In the Dark
North American Premiere

In the Dark

| Russia | 40 MINUTES | Russian
Sergei Dvortsevoy first earned notice in New York during a 1999 Film Forum run of his works Highway and Paradise, a double bill that the New York Times termed a testament to the magical power of film to transport the onlooker into other lives and distant lands, to kindle contemplation, offer perspective and excite. Comparing him to Frederick Wiseman for his unobtrusive, observational style, the Village Voice said that Dvortsevoy uses his camera to take us to places where it truly feels like cameras have never gone before. Whereas his past works have traversed Kazakhstan steppes or bundled through a wintry Siberian village, his newest film, In the Dark, was filmed in one city block, with only one human protagonist, yet within it there lies more insight into contemporary Russian society than any fictional narrative could hope to express. In a claustrophobic Moscow apartment, a blind man and a cat have declared war on each other.
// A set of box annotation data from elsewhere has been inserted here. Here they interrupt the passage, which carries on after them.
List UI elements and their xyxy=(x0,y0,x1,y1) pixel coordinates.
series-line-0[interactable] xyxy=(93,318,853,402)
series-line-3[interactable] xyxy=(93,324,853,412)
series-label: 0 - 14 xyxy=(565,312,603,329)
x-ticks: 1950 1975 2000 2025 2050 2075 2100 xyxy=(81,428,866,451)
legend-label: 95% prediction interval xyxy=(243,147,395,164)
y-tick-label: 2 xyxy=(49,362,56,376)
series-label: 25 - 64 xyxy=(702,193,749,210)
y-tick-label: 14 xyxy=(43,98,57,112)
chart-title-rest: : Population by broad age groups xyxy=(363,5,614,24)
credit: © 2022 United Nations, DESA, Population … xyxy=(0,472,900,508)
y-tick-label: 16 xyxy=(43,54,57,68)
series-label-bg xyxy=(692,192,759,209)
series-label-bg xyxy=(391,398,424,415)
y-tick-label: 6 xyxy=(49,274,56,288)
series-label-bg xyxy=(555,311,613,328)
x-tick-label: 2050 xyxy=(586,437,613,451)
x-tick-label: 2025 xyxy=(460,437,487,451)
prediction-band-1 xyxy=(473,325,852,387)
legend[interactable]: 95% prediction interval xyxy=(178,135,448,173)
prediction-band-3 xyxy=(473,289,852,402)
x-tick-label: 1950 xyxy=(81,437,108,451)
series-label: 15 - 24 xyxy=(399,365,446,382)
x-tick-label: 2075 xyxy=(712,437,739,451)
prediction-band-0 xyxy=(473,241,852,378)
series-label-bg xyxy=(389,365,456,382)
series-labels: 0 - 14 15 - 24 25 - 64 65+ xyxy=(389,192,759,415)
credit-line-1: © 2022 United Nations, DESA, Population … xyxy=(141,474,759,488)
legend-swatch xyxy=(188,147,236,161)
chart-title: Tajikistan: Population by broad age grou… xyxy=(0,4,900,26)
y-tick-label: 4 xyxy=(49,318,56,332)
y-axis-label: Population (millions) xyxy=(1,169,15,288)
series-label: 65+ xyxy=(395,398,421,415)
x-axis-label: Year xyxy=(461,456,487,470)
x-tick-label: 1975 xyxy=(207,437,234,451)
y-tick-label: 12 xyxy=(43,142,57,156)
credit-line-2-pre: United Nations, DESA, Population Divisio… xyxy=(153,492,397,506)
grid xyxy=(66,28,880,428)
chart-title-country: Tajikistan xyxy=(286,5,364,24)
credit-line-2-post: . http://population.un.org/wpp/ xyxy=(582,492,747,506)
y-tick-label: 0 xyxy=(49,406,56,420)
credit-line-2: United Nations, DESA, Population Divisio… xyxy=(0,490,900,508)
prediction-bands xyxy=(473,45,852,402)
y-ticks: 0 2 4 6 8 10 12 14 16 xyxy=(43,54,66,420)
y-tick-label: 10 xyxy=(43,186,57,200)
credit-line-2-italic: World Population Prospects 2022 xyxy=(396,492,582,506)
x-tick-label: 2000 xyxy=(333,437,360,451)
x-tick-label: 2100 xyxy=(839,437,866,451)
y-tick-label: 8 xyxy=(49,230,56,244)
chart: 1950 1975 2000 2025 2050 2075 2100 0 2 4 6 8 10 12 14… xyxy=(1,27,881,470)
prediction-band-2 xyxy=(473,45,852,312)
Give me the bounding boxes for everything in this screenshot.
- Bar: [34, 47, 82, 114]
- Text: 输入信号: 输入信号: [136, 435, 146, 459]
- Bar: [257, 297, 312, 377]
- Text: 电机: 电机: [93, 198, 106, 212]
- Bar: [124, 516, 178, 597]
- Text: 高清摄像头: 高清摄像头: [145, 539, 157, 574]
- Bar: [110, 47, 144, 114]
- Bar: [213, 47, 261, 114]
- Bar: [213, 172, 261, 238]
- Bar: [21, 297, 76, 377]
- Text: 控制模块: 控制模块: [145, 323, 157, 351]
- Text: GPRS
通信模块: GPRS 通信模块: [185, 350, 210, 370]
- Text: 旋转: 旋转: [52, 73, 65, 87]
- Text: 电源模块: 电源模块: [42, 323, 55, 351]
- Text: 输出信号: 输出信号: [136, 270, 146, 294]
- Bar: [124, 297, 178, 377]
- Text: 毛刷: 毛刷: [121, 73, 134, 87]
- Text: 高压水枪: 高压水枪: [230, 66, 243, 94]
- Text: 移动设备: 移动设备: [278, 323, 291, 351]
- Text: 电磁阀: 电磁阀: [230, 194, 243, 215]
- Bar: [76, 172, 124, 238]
The man makes shopping bags out of string, while the cat lingers above and below, waiting to unravel his efforts. Afterwards, the man tries to hand out his bags on the street, but no one takes them, nor even bothers to explain what he cannot see: that his little cottage industry has long since been made obsolete by modern inventions. Through a few days in the life of one man, one cat, and one filmmaker, In the Dark quietly observes a post-Communist (and seemingly pre-capitalist) Russia still lingering in the past, with no eye for the future.